There is much emerging evidence that clean, consistent data is the key to the good performance of LLMs. Many parties, such as the IEEE, HippoAI, and GHDIF, have reached out to us at openEHR as they understand the importance of our work for the future. AI is only as good as the data it receives and is trained upon – so great data reduces the risk of hallucinations and false results. Open concepts also extend to the training of AI, such as having standardised ways to describe the data sets and demographics used, all of which are enhanced with openEHR. We are also seeing the emergence of more Open AI models on the market (and no, Chat GPT is not an open-source model, despite the company being called OpenAI), as they are more transparent and supported by communities like ours. These provide more assurance to health systems and transparency in terms of how they are constructed.
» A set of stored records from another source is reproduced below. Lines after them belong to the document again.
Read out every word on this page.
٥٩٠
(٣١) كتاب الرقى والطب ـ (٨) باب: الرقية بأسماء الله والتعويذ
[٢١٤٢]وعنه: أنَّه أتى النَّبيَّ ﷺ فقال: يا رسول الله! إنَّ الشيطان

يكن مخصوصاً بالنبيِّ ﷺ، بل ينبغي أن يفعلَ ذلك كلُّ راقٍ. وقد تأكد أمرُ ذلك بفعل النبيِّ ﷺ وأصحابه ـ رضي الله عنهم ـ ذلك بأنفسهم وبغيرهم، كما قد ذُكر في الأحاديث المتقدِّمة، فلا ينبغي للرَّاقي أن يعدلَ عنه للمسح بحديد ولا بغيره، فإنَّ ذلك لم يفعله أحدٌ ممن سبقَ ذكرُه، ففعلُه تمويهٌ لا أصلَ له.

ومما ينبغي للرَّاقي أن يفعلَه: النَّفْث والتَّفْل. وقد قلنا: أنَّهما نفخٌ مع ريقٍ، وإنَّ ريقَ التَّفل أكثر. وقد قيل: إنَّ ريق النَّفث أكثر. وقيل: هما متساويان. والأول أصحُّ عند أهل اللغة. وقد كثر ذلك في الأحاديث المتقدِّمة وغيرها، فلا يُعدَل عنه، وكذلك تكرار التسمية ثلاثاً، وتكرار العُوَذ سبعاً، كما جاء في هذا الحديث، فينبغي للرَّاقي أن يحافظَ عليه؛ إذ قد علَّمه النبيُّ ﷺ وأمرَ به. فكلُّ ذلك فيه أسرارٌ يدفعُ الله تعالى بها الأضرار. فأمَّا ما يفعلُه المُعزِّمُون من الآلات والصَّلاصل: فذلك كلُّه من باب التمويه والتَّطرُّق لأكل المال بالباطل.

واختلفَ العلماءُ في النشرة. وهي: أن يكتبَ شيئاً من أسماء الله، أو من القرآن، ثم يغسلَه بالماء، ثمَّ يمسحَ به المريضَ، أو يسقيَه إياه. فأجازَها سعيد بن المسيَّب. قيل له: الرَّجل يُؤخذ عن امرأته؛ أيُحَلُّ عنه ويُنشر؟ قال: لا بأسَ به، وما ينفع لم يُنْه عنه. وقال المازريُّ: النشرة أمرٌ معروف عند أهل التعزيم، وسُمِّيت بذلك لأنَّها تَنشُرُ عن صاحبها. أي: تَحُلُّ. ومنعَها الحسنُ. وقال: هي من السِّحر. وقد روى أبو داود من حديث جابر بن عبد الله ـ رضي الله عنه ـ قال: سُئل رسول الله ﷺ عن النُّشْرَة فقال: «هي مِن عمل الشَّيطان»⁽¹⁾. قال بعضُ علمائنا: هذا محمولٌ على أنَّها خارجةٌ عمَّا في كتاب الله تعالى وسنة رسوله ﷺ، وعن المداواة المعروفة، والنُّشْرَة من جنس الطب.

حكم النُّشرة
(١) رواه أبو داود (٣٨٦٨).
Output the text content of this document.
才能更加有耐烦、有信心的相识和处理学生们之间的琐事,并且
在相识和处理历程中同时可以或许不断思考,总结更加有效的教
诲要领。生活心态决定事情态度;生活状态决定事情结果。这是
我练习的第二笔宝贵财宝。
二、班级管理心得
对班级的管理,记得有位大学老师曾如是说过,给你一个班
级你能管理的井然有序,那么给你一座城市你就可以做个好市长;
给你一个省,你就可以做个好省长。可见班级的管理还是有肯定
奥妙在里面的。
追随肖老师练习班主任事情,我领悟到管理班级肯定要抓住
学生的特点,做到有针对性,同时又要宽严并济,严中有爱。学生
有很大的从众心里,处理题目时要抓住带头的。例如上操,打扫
Aside from AI, we are seeing a huge growth in geographical interest, with openEHR affiliates being set up across the globe. I have been assisting several new affiliates across the world, all of whom want to create better health data platforms for their citizens. The mistakes I and others have made in the past, which have led to data silos, are now being recognised, and countries are now valuing their data as a civic asset. Life sciences and research are also joining conversations, from making trials easier to finding rare disease patients, so there are many benefits to our approach.
I am really looking forward to working with this community to build the future infostructure for health and care. This will be the infrastructure that enables the future of healthcare systems.
Rachel Dunscombe, CEO, openEHR International
Guest editorial featured in the Mission magazine, volume 1.